Running Multiple MoveIt Pro Instances on One Computer
A single computer can run several MoveIt Pro deployments at the same time — for example two simulated cells, or one deployment per robot in a test lab. Each deployment is a named instance with its own containers, network namespace, published ports, persistent data directory, and logs, so instances never interfere with each other.
Instances support mock hardware, simulation, and direct-device hardware (for example USB cameras). Network-attached robot hardware that opens connections back into the MoveIt Pro stack requires the default host-network deployment — run at most one of those, without --instance.
Starting an instance
Pass --instance <name> to moveit_pro run:
moveit_pro run --instance robot-a
Instance names use lowercase letters, digits, - and _, and must start with a letter or digit.
Ports are assigned automatically. The first time an instance runs, MoveIt Pro picks a free block of five consecutive host ports (web UI first, then the REST API, WebSocket bridge, video server, and terminal service), starting from 10000. The assignment is recorded in ~/.config/moveit_pro/instance_ports.yaml, so an instance keeps the same ports on every later run, and the CLI prints them at startup:
Running MoveIt Pro as instance 'robot-a'.

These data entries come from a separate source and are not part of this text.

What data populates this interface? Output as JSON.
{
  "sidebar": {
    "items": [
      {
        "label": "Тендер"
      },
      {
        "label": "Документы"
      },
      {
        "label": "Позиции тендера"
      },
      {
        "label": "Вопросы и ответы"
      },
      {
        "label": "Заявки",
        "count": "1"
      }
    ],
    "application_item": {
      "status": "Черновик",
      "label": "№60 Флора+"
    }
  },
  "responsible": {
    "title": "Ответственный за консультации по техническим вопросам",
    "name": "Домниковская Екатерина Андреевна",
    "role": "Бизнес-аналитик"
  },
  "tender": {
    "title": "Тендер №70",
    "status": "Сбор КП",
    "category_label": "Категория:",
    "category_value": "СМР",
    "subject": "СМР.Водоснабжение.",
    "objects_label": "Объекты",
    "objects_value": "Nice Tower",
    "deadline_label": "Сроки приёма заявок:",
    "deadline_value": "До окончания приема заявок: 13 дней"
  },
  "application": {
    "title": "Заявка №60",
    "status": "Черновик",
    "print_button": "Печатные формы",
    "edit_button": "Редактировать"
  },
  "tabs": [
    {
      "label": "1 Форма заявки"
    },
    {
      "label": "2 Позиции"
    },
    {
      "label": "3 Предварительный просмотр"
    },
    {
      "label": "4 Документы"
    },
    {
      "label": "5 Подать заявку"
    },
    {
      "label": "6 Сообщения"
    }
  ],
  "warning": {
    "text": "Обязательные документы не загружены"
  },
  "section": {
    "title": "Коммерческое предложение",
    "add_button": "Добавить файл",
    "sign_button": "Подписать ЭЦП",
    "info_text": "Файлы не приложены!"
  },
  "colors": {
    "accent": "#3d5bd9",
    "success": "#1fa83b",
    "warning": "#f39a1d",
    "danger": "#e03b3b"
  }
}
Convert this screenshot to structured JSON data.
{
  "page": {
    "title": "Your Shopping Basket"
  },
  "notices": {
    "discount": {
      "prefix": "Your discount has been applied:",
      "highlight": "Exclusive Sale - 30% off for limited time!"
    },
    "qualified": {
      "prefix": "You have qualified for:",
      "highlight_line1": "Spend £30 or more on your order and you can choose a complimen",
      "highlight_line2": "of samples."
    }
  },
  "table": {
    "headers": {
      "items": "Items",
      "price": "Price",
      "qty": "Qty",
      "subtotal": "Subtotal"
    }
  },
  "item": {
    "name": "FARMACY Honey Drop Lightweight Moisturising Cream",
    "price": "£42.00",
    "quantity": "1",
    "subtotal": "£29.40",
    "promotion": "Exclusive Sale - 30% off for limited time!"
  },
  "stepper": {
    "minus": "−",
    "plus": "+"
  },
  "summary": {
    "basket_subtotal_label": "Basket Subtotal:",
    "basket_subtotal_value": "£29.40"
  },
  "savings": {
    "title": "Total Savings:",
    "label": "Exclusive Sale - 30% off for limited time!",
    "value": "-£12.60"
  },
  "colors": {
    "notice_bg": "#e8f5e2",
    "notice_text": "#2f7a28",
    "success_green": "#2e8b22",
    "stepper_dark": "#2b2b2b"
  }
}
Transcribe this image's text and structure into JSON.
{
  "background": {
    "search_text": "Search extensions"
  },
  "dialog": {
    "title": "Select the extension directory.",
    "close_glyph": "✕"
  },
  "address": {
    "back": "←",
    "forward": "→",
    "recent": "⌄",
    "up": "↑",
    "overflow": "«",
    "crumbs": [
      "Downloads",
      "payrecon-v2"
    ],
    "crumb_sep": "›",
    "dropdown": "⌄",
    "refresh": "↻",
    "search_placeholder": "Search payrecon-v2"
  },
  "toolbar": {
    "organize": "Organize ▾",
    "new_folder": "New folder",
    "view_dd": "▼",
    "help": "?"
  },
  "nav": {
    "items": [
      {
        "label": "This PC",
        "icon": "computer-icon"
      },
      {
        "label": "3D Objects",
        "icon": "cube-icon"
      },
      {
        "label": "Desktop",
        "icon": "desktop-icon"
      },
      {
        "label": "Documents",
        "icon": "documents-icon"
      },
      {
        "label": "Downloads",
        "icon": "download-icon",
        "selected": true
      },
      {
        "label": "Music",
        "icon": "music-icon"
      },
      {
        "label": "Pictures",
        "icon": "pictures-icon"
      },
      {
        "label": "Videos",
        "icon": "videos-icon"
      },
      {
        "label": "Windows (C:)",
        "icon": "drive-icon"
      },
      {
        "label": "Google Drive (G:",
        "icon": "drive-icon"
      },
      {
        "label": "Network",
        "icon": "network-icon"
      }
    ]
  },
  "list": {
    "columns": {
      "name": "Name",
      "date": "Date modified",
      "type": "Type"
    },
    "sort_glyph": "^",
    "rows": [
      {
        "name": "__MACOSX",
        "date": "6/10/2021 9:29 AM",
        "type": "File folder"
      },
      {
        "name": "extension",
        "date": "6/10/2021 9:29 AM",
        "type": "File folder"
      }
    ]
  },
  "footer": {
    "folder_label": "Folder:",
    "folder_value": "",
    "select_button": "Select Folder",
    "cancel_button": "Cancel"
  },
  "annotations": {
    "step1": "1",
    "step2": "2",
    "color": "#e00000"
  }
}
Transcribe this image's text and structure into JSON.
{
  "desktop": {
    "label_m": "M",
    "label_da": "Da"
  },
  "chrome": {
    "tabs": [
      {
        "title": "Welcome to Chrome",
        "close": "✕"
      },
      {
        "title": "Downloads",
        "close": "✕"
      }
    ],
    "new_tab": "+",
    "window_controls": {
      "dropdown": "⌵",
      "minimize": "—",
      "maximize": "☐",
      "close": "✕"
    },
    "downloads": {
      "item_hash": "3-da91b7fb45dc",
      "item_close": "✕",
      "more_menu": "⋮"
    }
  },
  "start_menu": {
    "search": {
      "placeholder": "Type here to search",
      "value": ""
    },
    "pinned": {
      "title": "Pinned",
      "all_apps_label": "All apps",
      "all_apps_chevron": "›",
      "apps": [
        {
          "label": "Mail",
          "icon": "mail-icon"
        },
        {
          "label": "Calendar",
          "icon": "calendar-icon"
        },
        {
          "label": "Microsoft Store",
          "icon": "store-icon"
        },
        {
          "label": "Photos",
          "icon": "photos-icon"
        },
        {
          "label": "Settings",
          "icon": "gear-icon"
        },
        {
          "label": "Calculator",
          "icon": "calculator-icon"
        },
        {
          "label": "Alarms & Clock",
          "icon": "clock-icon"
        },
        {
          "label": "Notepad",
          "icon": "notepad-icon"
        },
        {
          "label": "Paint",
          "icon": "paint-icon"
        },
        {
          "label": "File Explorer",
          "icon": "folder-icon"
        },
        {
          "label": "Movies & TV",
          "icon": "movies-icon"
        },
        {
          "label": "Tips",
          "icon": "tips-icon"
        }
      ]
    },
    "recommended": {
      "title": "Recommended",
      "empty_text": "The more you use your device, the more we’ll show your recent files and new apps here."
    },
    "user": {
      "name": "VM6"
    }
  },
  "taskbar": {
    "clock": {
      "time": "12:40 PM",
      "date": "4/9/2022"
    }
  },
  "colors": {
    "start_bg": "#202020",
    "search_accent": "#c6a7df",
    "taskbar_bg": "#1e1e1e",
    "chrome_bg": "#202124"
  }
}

Web UI: http://localhost:10000
Backends: REST 10001, rosbridge 10002, video 10003, terminal 10004
Running without --instance is the default deployment and keeps the classic ports (web UI on 80, backend services on 3200–3203). Auto-assigned instance ports never overlap with it, so the default deployment and named instances can run side by side.
To pin an individual port (for example a firewalled web UI port), set the matching environment variable before moveit_pro run; the rest of the block stays auto-assigned. Pinned ports must be 1024 or higher and outside the default deployment's ports:
MOVEIT_UI_PORT=8080 moveit_pro run --instance robot-a
Run each instance from its own terminal. Different instances can use different robot configuration packages:
moveit_pro run --instance robot-a --config-package my_cell_a_config
moveit_pro run --instance robot-b --config-package my_cell_b_config
What each instance gets
| Resource | Location |
|---|---|
| Containers, networks | Docker Compose project moveit_pro_<name> |
| Host ports | Auto-assigned block recorded in ~/.config/moveit_pro/instance_ports.yaml |
| Web interface | http://localhost:<assigned UI port> (printed at startup) |
| Persistent data | ~/.local/share/moveit_pro/instances/<name> (override with MOVEIT_HOST_DATA_DIR) |
| ROS logs | ~/.ros/log_moveit_pro/<name> |
| CLI log | ~/.config/moveit_pro/last_moveit_pro_run.<name>.log |
Instances are isolated at the network level: each one runs in its own network namespace, so their ROS 2 traffic never mixes, even without configuring distinct ROS_DOMAIN_ID values. All instances on a host share the same Docker images, so disk usage does not multiply with the number of instances.
The network isolation relies on the DDS configuration that MoveIt Pro manages (loopback interface, no multicast, local peers). Instances refuse to start when a custom DDS configuration is active — USE_HOST_DDS=true, a CYCLONEDDS_URI or FASTRTPS_DEFAULT_PROFILES_FILE file, a non-default RMW_IMPLEMENTATION, or overridden CYCLONEDDS_* discovery settings — because custom discovery settings can route traffic between instances. Deployments that need a custom DDS configuration must use the default deployment (run without --instance).
Managing instances
List all recorded instances, their running state, and their web UI address — useful when a browser tab was closed and you need to find an instance again:
$ moveit_pro run --list-instances
robot-a RUNNING http://localhost:10000
robot-b STOPPED http://localhost:10010
Target a specific instance with the --instance option on the other CLI verbs:
# Open a shell in an instance's container
moveit_pro shell --instance robot-a
# Shut an instance down completely
moveit_pro down --instance robot-a
moveit_pro down without --instance only shuts down the default (non-instance) deployment; named instances keep running until brought down individually.
Licensing
Each instance counts as one license activation, like a separate machine. The activation is stable: an instance keeps the same hardware fingerprint across restarts and container recreations, so re-running an instance reuses its existing activation instead of consuming a new one. Make sure your license has enough activations for the number of instances you run, plus one for the default deployment if you use it.
moveit_pro run --instance derives this fingerprint automatically and per host, so you do not need to manage it. The only exception is driving the docker-compose-multi.yaml overlay by hand instead of through the CLI: set a host-unique MOVEIT_INSTANCE_MAC on each machine, otherwise the overlay's shared fallback makes those machines present the same fingerprint and consume each other's activations.
Limitations
- Remote access to an instance's backend ports follows the same rules as the default deployment (see Remotely Connecting to the Web Interface), substituting your per-instance ports.
- The opt-in legacy
rosbridge_servercompatibility sidecar (port3204) is not published outside an instance. Legacyroslibpy/roslibjsclients that need it must use the default host-network deployment.